Geoff Chappell - Software Analyst
Attempts to build even some startlingly simple VxD projects using common versions of Microsoft’s COFF linker may fail with the following error message:
LINK : error : Internal error during ParseDefDescription
This internal error means that an exception has occurred after entry to the ParseDefDescription function but before the linker gets round to recording that it has progressed to some other function. (Strictly speaking, this ParseDefDescription function is known by that name only for the purpose of reporting errors. Whether the function is called by that name in Microsoft’s source code is of no interest here.)
Inspection reveals a coding error that executes soon after the ParseDefinitionFile function calls the ParseDefDescription function. This call occurs only when using a module definition file that has a non-empty DESCRIPTION entry. The erroneous instruction executes only if /vxd is given on the linker’s command line. The VxD case gets special treatment in that a DESCRIPTION in the module definition file for a VxD is translated to a /comment switch as if for the linker’s command line. (Note that what counts for determining whether the linker is building a VxD rather than some other executable is the /vxd switch on the command line, not a VXD directive in the module definition file.)
At the time the bug occurs in the ParseDefinitionFile function, the DESCRIPTION text has been extracted from the module definition file and duplicated to a heap block A /comment switch is then to be built on the stack before adding it to the translations of module-definition statements. The intention behind the bug is to ensure that this construction of the /comment switch does not overrun its allowance of 80h bytes of stack space. The switch, its colon and a pair of double quotes to enclose the DESCRIPTION text total 11 bytes, leaving 75h bytes for the text, including its terminating null. The bug is that the code puts a null terminator exactly 75h bytes from the start of the text—while the text is still on the heap. In practice, the text for a DESCRIPTION is surely never anything like that long, so the immediate result is a one-byte corruption further into the heap.
The practical result varies widely, depending on the state of the heap at the time of execution. It may often be that this write out-of-bounds is entirely harmless because the corruption site lies either in free space or in space that the program happens to have finished using (and won’t actually look at again).
The next best outcome is for the spurious instruction to trigger the internal error immediately. This can happen if the heap block with the value of the DESCRIPTION entry happens to be very near the end of the last page for which physical memory has yet been committed to the linker’s heap. In this situation, executing the instruction causes a page fault, which the linker handles by reporting the internal error and then terminating.
If the corruption site lies in another heap block or in a header used for defining blocks on the heap, then the consequences are essentially unpredictable. Again, it may happen that the corruption goes unnoticed—for instance, because the heap allocation routines may turn out to meet all subsequent demand for heap space without having to examine the heap headers all the way to the corrupt one. At the other extreme are theoretical possibilities such as more exceptions (but with the internal error ascribed to the wrong function) and incorrect data being calculated for the output files.

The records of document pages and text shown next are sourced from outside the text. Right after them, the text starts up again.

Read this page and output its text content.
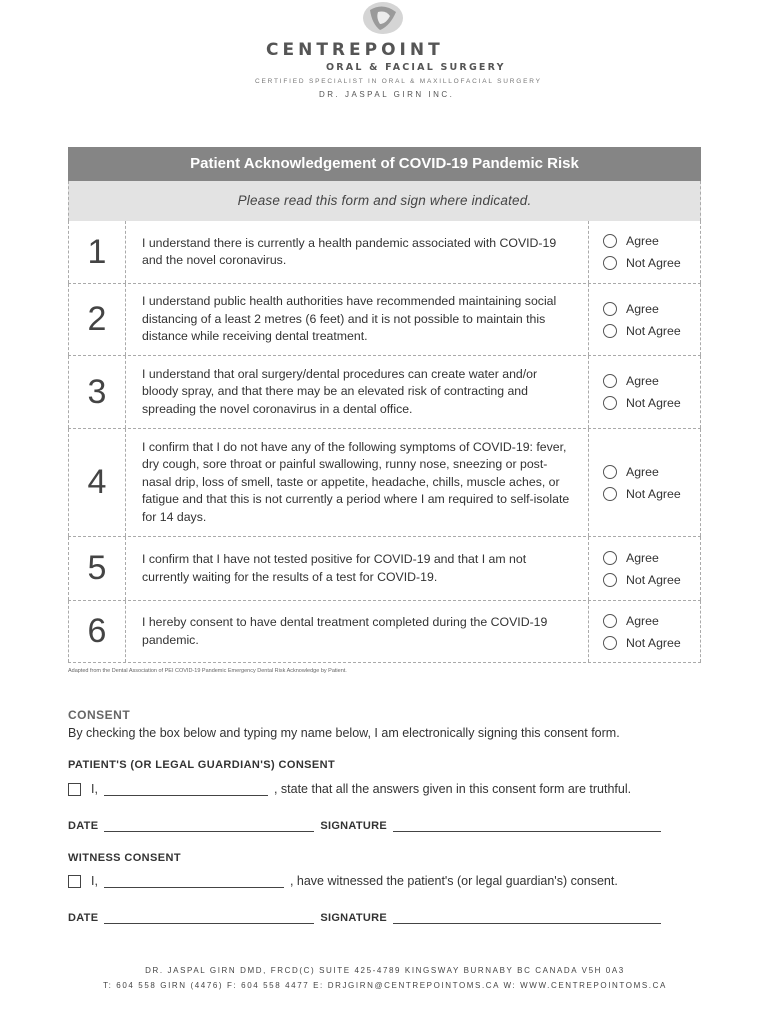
CENTREPOINT
ORAL & FACIAL SURGERY
CERTIFIED SPECIALIST IN ORAL & MAXILLOFACIAL SURGERY
DR. JASPAL GIRN INC.
Patient Acknowledgement of COVID-19 Pandemic Risk
Please read this form and sign where indicated.
1	I understand there is currently a health pandemic associated with COVID-19 and the novel coronavirus.
Agree
Not Agree
2	I understand public health authorities have recommended maintaining social distancing of a least 2 metres (6 feet) and it is not possible to maintain this distance while receiving dental treatment.
Agree
Not Agree
3	I understand that oral surgery/dental procedures can create water and/or bloody spray, and that there may be an elevated risk of contracting and spreading the novel coronavirus in a dental office.
Agree
Not Agree
4
I confirm that I do not have any of the following symptoms of COVID-19: fever, dry cough, sore throat or painful swallowing, runny nose, sneezing or post-nasal drip, loss of smell, taste or appetite, headache, chills, muscle aches, or fatigue and that this is not currently a period where I am required to self-isolate for 14 days.
Agree
Not Agree
5	I confirm that I have not tested positive for COVID-19 and that I am not currently waiting for the results of a test for COVID-19.
Agree
Not Agree
6	I hereby consent to have dental treatment completed during the COVID-19 pandemic.
Agree
Not Agree
Adapted from the Dental Association of PEI COVID-19 Pandemic Emergency Dental Risk Acknowledge by Patient.
CONSENT
By checking the box below and typing my name below, I am electronically signing this consent form.
PATIENT'S (OR LEGAL GUARDIAN'S) CONSENT
I,	, state that all the answers given in this consent form are truthful.
DATE	SIGNATURE
WITNESS CONSENT
I,	, have witnessed the patient's (or legal guardian's) consent.
DATE	SIGNATURE
DR. JASPAL GIRN DMD, FRCD(C) SUITE 425-4789 KINGSWAY BURNABY BC CANADA V5H 0A3
T: 604 558 GIRN (4476) F: 604 558 4477 E: DRJGIRN@CENTREPOINTOMS.CA W: WWW.CENTREPOINTOMS.CA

Since this can “impact” only on VxD programmers, it’s hardly surprising that the bug has lingered. It is present in the LINK.EXE version 2.60.5046 supplied with the Windows 95 DDK and in versions 3.00.5270, 3.10.6038 and 4.20.6164 from Microsoft Visual C++ 4.0, 4.1 and 4.2 respectively.
The bug is fixed in the LINK.EXE version 5.00.7022 supplied with Microsoft Visual C++ version 5.0. The new code does not proceed with its attempted truncation of the DESCRIPTION text after 75h bytes without checking first that the text is at least that long.

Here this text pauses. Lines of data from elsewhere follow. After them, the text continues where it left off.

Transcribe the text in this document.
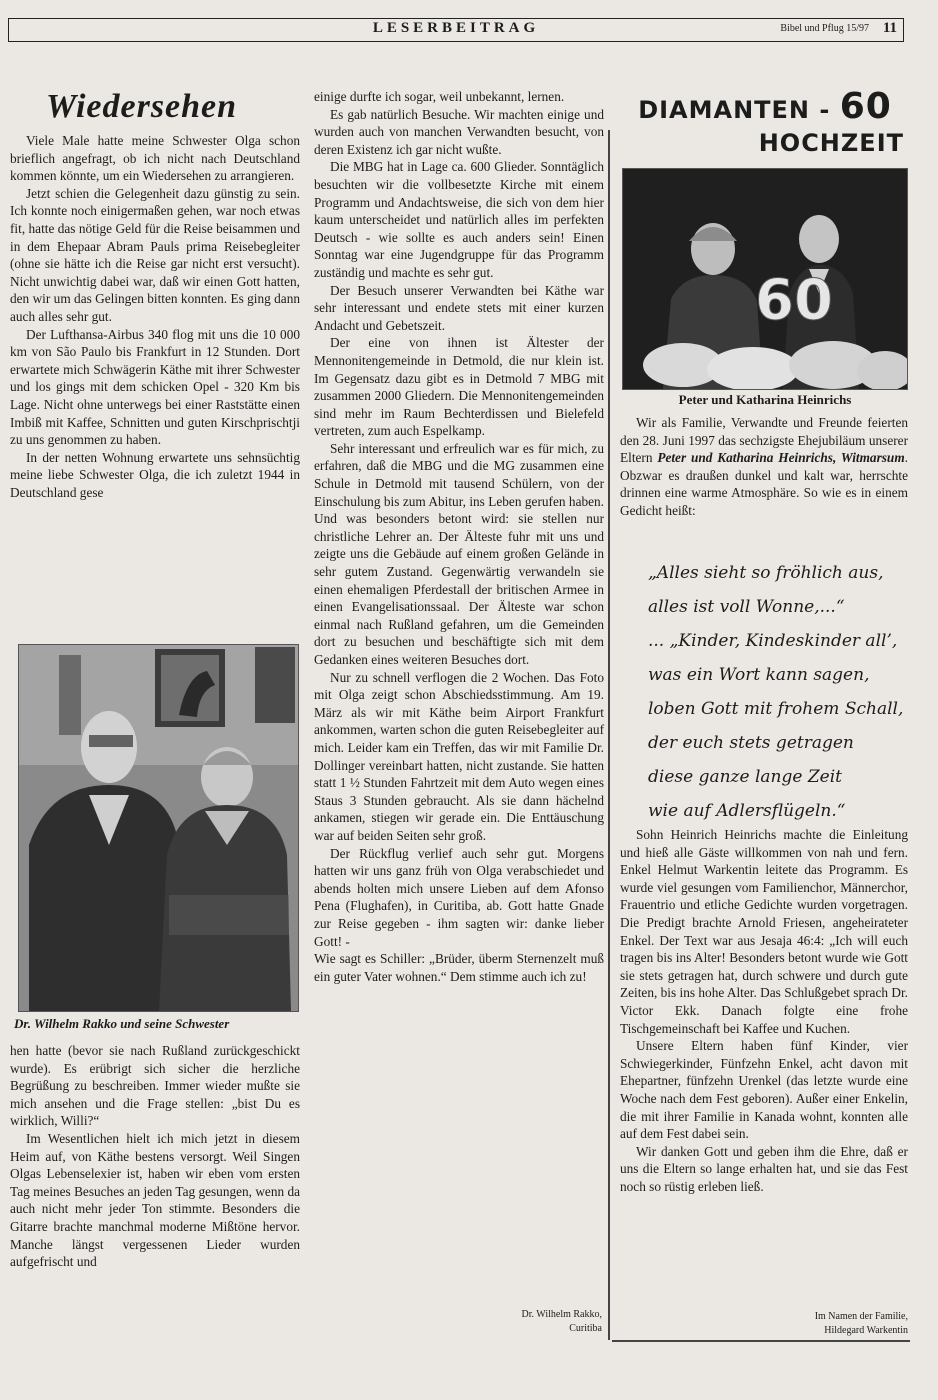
LESERBEITRAG	Bibel und Pflug 15/97 11
Wiedersehen

Viele Male hatte meine Schwester Olga schon brieflich angefragt, ob ich nicht nach Deutschland kommen könnte, um ein Wiedersehen zu arrangieren.

Jetzt schien die Gelegenheit dazu günstig zu sein. Ich konnte noch einigermaßen gehen, war noch etwas fit, hatte das nötige Geld für die Reise beisammen und in dem Ehepaar Abram Pauls prima Reisebegleiter (ohne sie hätte ich die Reise gar nicht erst versucht). Nicht unwichtig dabei war, daß wir einen Gott hatten, den wir um das Gelingen bitten konnten. Es ging dann auch alles sehr gut.

Der Lufthansa-Airbus 340 flog mit uns die 10 000 km von São Paulo bis Frankfurt in 12 Stunden. Dort erwartete mich Schwägerin Käthe mit ihrer Schwester und los gings mit dem schicken Opel - 320 Km bis Lage. Nicht ohne unterwegs bei einer Raststätte einen Imbiß mit Kaffee, Schnitten und guten Kirschprischtji zu uns genommen zu haben.

In der netten Wohnung erwartete uns sehnsüchtig meine liebe Schwester Olga, die ich zuletzt 1944 in Deutschland gese

Dr. Wilhelm Rakko und seine Schwester

hen hatte (bevor sie nach Rußland zurückgeschickt wurde). Es erübrigt sich sicher die herzliche Begrüßung zu beschreiben. Immer wieder mußte sie mich ansehen und die Frage stellen: „bist Du es wirklich, Willi?“

Im Wesentlichen hielt ich mich jetzt in diesem Heim auf, von Käthe bestens versorgt. Weil Singen Olgas Lebenselexier ist, haben wir eben vom ersten Tag meines Besuches an jeden Tag gesungen, wenn da auch nicht mehr jeder Ton stimmte. Besonders die Gitarre brachte manchmal moderne Mißtöne hervor. Manche längst vergessenen Lieder wurden aufgefrischt und

einige durfte ich sogar, weil unbekannt, lernen.

Es gab natürlich Besuche. Wir machten einige und wurden auch von manchen Verwandten besucht, von deren Existenz ich gar nicht wußte.

Die MBG hat in Lage ca. 600 Glieder. Sonntäglich besuchten wir die vollbesetzte Kirche mit einem Programm und Andachtsweise, die sich von dem hier kaum unterscheidet und natürlich alles im perfekten Deutsch - wie sollte es auch anders sein! Einen Sonntag war eine Jugendgruppe für das Programm zuständig und machte es sehr gut.

Der Besuch unserer Verwandten bei Käthe war sehr interessant und endete stets mit einer kurzen Andacht und Gebetszeit.

Der eine von ihnen ist Ältester der Mennonitengemeinde in Detmold, die nur klein ist. Im Gegensatz dazu gibt es in Detmold 7 MBG mit zusammen 2000 Gliedern. Die Mennonitengemeinden sind mehr im Raum Bechterdissen und Bielefeld vertreten, zum auch Espelkamp.

Sehr interessant und erfreulich war es für mich, zu erfahren, daß die MBG und die MG zusammen eine Schule in Detmold mit tausend Schülern, von der Einschulung bis zum Abitur, ins Leben gerufen haben. Und was besonders betont wird: sie stellen nur christliche Lehrer an. Der Älteste fuhr mit uns und zeigte uns die Gebäude auf einem großen Gelände in sehr gutem Zustand. Gegenwärtig verwandeln sie einen ehemaligen Pferdestall der britischen Armee in einen Evangelisationssaal. Der Älteste war schon einmal nach Rußland gefahren, um die Gemeinden dort zu besuchen und beschäftigte sich mit dem Gedanken eines weiteren Besuches dort.

Nur zu schnell verflogen die 2 Wochen. Das Foto mit Olga zeigt schon Abschiedsstimmung. Am 19. März als wir mit Käthe beim Airport Frankfurt ankommen, warten schon die guten Reisebegleiter auf mich. Leider kam ein Treffen, das wir mit Familie Dr. Dollinger vereinbart hatten, nicht zustande. Sie hatten statt 1 ½ Stunden Fahrtzeit mit dem Auto wegen eines Staus 3 Stunden gebraucht. Als sie dann hächelnd ankamen, stiegen wir gerade ein. Die Enttäuschung war auf beiden Seiten sehr groß.

Der Rückflug verlief auch sehr gut. Morgens hatten wir uns ganz früh von Olga verabschiedet und abends holten mich unsere Lieben auf dem Afonso Pena (Flughafen), in Curitiba, ab. Gott hatte Gnade zur Reise gegeben - ihm sagten wir: danke lieber Gott! -

Wie sagt es Schiller: „Brüder, überm Sternenzelt muß ein guter Vater wohnen.“ Dem stimme auch ich zu!

Dr. Wilhelm Rakko,
Curitiba
DIAMANTEN - 60
HOCHZEIT
60
Peter und Katharina Heinrichs

Wir als Familie, Verwandte und Freunde feierten den 28. Juni 1997 das sechzigste Ehejubiläum unserer Eltern Peter und Katharina Heinrichs, Witmarsum. Obzwar es draußen dunkel und kalt war, herrschte drinnen eine warme Atmosphäre. So wie es in einem Gedicht heißt:

„Alles sieht so fröhlich aus,
alles ist voll Wonne,...“
... „Kinder, Kindeskinder all’,
was ein Wort kann sagen,
loben Gott mit frohem Schall,
der euch stets getragen
diese ganze lange Zeit
wie auf Adlersflügeln.“

Sohn Heinrich Heinrichs machte die Einleitung und hieß alle Gäste willkommen von nah und fern. Enkel Helmut Warkentin leitete das Programm. Es wurde viel gesungen vom Familienchor, Männerchor, Frauentrio und etliche Gedichte wurden vorgetragen. Die Predigt brachte Arnold Friesen, angeheirateter Enkel. Der Text war aus Jesaja 46:4: „Ich will euch tragen bis ins Alter! Besonders betont wurde wie Gott sie stets getragen hat, durch schwere und durch gute Zeiten, bis ins hohe Alter. Das Schlußgebet sprach Dr. Victor Ekk. Danach folgte eine frohe Tischgemeinschaft bei Kaffee und Kuchen.

Unsere Eltern haben fünf Kinder, vier Schwiegerkinder, Fünfzehn Enkel, acht davon mit Ehepartner, fünfzehn Urenkel (das letzte wurde eine Woche nach dem Fest geboren). Außer einer Enkelin, die mit ihrer Familie in Kanada wohnt, konnten alle auf dem Fest dabei sein.

Wir danken Gott und geben ihm die Ehre, daß er uns die Eltern so lange erhalten hat, und sie das Fest noch so rüstig erleben ließ.

Im Namen der Familie,
Hildegard Warkentin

To side-step this bug, avoid using a DESCRIPTION entry in any module definition file for a VxD. Instead, put the description into a /comment switch on the command line, thereby saving LINK from the work that triggers the bug.
Even now that Microsoft has detected the bug and corrected it for new versions, it should be borne in mind that it is not always possible for programmers to insist on particular versions of development tools. This applies especially when source code is written for others—for instance, when a consultant or contractor starts a project that may thereafter be maintained by the client, or when sample code is written for the instruction of and possible adaptation by unknown readers. In the absence of any good reason to insist on Visual C++ 5.0 (or higher), the greater benefit must come from adopting the work-around as standard practice for VxD Programming.